Pembinaan Dan Penyuluhan Warga Binaan Melalui Kolaborasi Internasional: Model Rehabilitasi Holistik Di Rutan Kelas II-B Pacitan
Keywords:
Pembinaan Narapidana, Penyuluhan Hukum, Kolaborasi Internasional, Pendidikan Karakter, Rehabilitasi SosiaAbstract
Kegiatan Pengabdian Kepada Masyarakat (PKM) ini dilaksanakan untuk memperkuat model pembinaan dan penyuluhan warga binaan di Rutan Kelas II-B Kabupaten Pacitan melalui pendekatan kolaborasi internasional antara Institut Agama Islam Riyadlotul Mujahidin Ngabar Ponorogo dan Centre for General Studies and Co-curricular, Universiti Tun Hussein Onn Malaysia. Latar belakang kegiatan ini didasarkan pada kebutuhan mendesak akan program rehabilitasi yang tidak hanya berorientasi pada hukuman, tetapi juga membangun kapasitas moral, spiritual, hukum, dan keterampilan warga binaan. Tujuan utamanya adalah menciptakan model pembinaan holistik yang menumbuhkan kesadaran diri, kemandirian, serta kesiapan sosial pasca pemidanaan. Metode pelaksanaan menggunakan pendekatan partisipatif-reflektif dengan memadukan ceramah motivasi, penyuluhan hukum, konseling spiritual, serta pelatihan soft skills dan vokasional. Pendekatan ini memungkinkan warga binaan berperan aktif sebagai subjek pembelajaran dan refleksi diri.
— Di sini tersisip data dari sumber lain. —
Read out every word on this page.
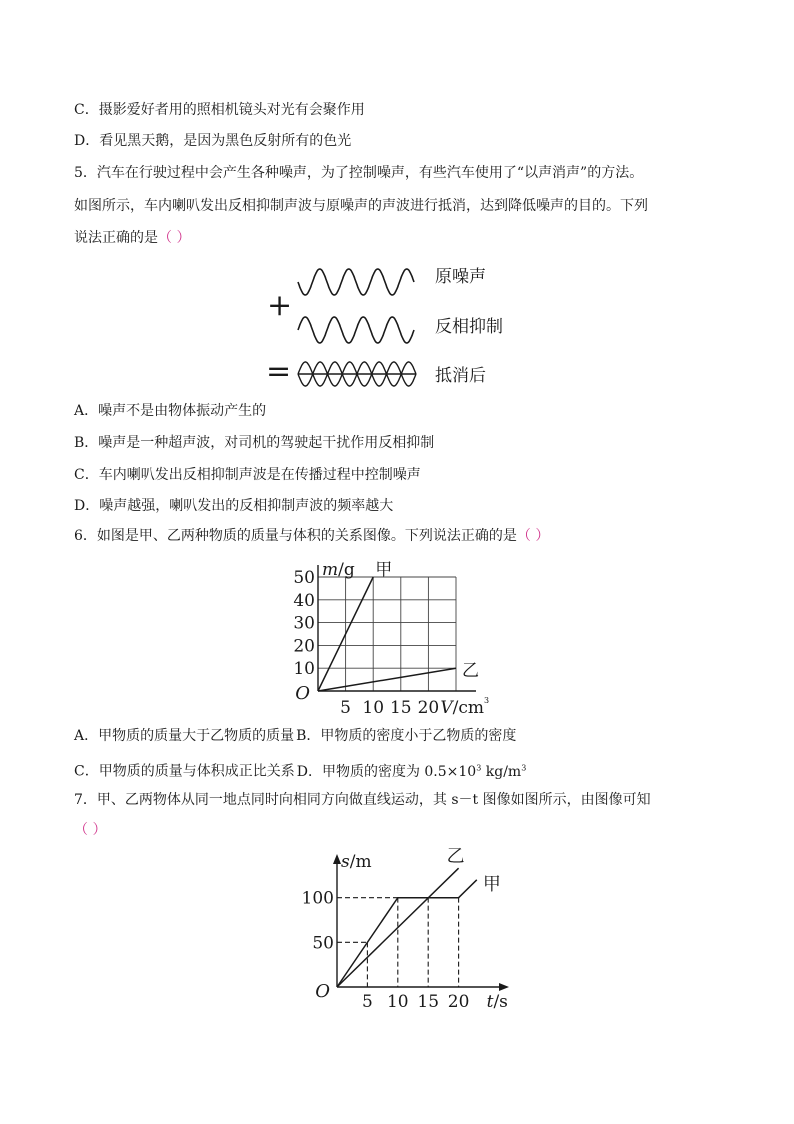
C．摄影爱好者用的照相机镜头对光有会聚作用
D．看见黑天鹅，是因为黑色反射所有的色光
5．汽车在行驶过程中会产生各种噪声，为了控制噪声，有些汽车使用了“以声消声”的方法。
如图所示，车内喇叭发出反相抑制声波与原噪声的声波进行抵消，达到降低噪声的目的。下列
说法正确的是（ ）
+
=
原噪声
反相抑制
抵消后
A．噪声不是由物体振动产生的
B．噪声是一种超声波，对司机的驾驶起干扰作用反相抑制
C．车内喇叭发出反相抑制声波是在传播过程中控制噪声
D．噪声越强，喇叭发出的反相抑制声波的频率越大
6．如图是甲、乙两种物质的质量与体积的关系图像。下列说法正确的是（ ）
10
20
30
40
50
5 10 15 20
O
m/g
$V/cm^3$
甲
乙
A．甲物质的质量大于乙物质的质量 B．甲物质的密度小于乙物质的密度
C．甲物质的质量与体积成正比关系 D．甲物质的密度为 $0.5\times 10^3$ $kg/m^3$
7．甲、乙两物体从同一地点同时向相同方向做直线运动，其 s－t 图像如图所示，由图像可知
（ ）
50
100
5 10 15 20
O
s/m
t/s
甲
乙
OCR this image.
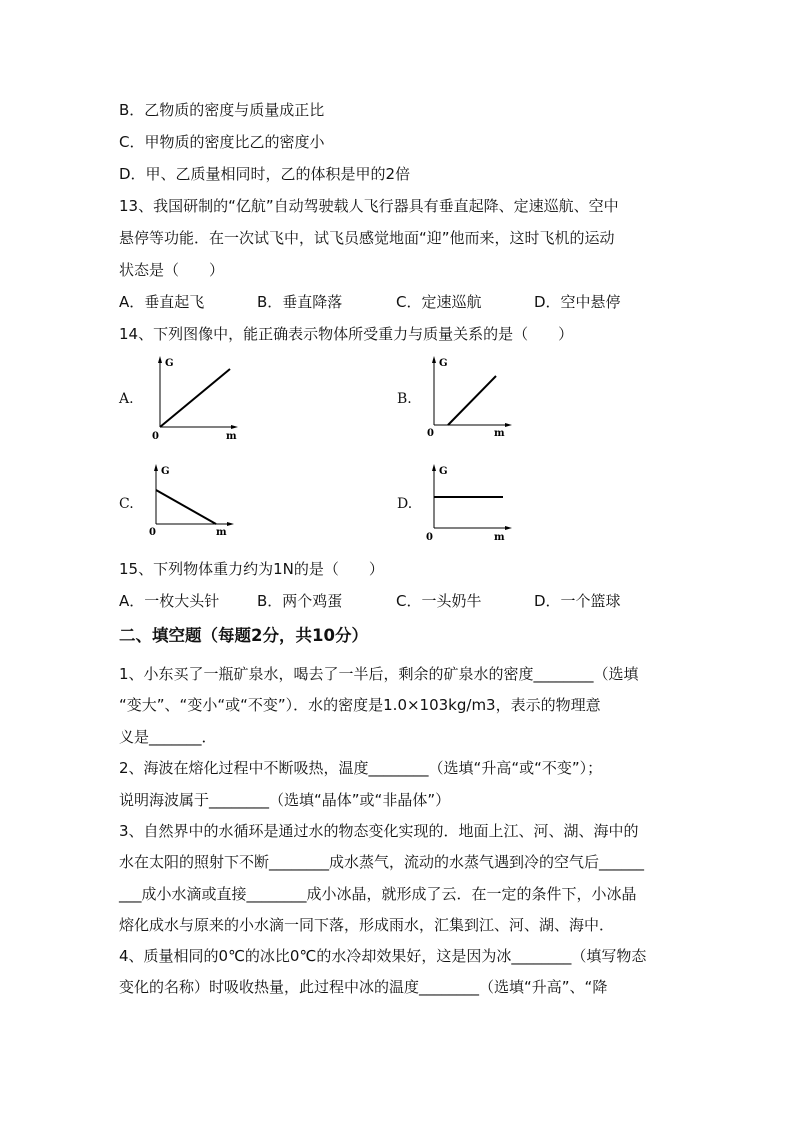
B．乙物质的密度与质量成正比
C．甲物质的密度比乙的密度小
D．甲、乙质量相同时，乙的体积是甲的2倍
13、我国研制的“亿航”自动驾驶载人飞行器具有垂直起降、定速巡航、空中
悬停等功能．在一次试飞中，试飞员感觉地面“迎”他而来，这时飞机的运动
状态是（　　）
A．垂直起飞	B．垂直降落	C．定速巡航	D．空中悬停
14、下列图像中，能正确表示物体所受重力与质量关系的是（　　）
A.
G
0	m
B.
G
0	m
C.
G
0	m
D.
G
0	m
15、下列物体重力约为1N的是（　　）
A．一枚大头针	B．两个鸡蛋	C．一头奶牛	D．一个篮球
二、填空题（每题2分，共10分）
1、小东买了一瓶矿泉水，喝去了一半后，剩余的矿泉水的密度________（选填
“变大”、“变小“或“不变”）．水的密度是1.0×103kg/m3，表示的物理意
义是_______．
2、海波在熔化过程中不断吸热，温度________（选填“升高“或“不变”）；
说明海波属于________（选填“晶体”或“非晶体”）
3、自然界中的水循环是通过水的物态变化实现的．地面上江、河、湖、海中的
水在太阳的照射下不断________成水蒸气，流动的水蒸气遇到冷的空气后______
___成小水滴或直接________成小冰晶，就形成了云．在一定的条件下，小冰晶
熔化成水与原来的小水滴一同下落，形成雨水，汇集到江、河、湖、海中．
4、质量相同的0℃的冰比0℃的水冷却效果好，这是因为冰________（填写物态
变化的名称）时吸收热量，此过程中冰的温度________（选填“升高”、“降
Hasil kegiatan menunjukkan adanya peningkatan signifikan pada tiga ranah utama: (1) kesadaran moral dan spiritual warga binaan yang tercermin dari perubahan sikap dan partisipasi dalam kegiatan keagamaan, (2) peningkatan literasi hukum dan tanggung jawab sosial yang berdampak pada penurunan pelanggaran internal, dan (3) tumbuhnya motivasi dan orientasi untuk hidup mandiri serta produktif. Kolaborasi internasional memperkaya dimensi metodologis pembinaan melalui pertukaran pengetahuan dan praktik terbaik lintas budaya, serta menghasilkan potensi riset dan publikasi kolaboratif. Secara konseptual, kegiatan ini memperkuat paradigma transformative rehabilitation, yakni rehabilitasi berbasis karakter dan keterampilan yang menekankan perubahan kesadaran, nilai spiritual, dan kesiapan sosial sebagai fondasi reintegrasi berkelanjutan.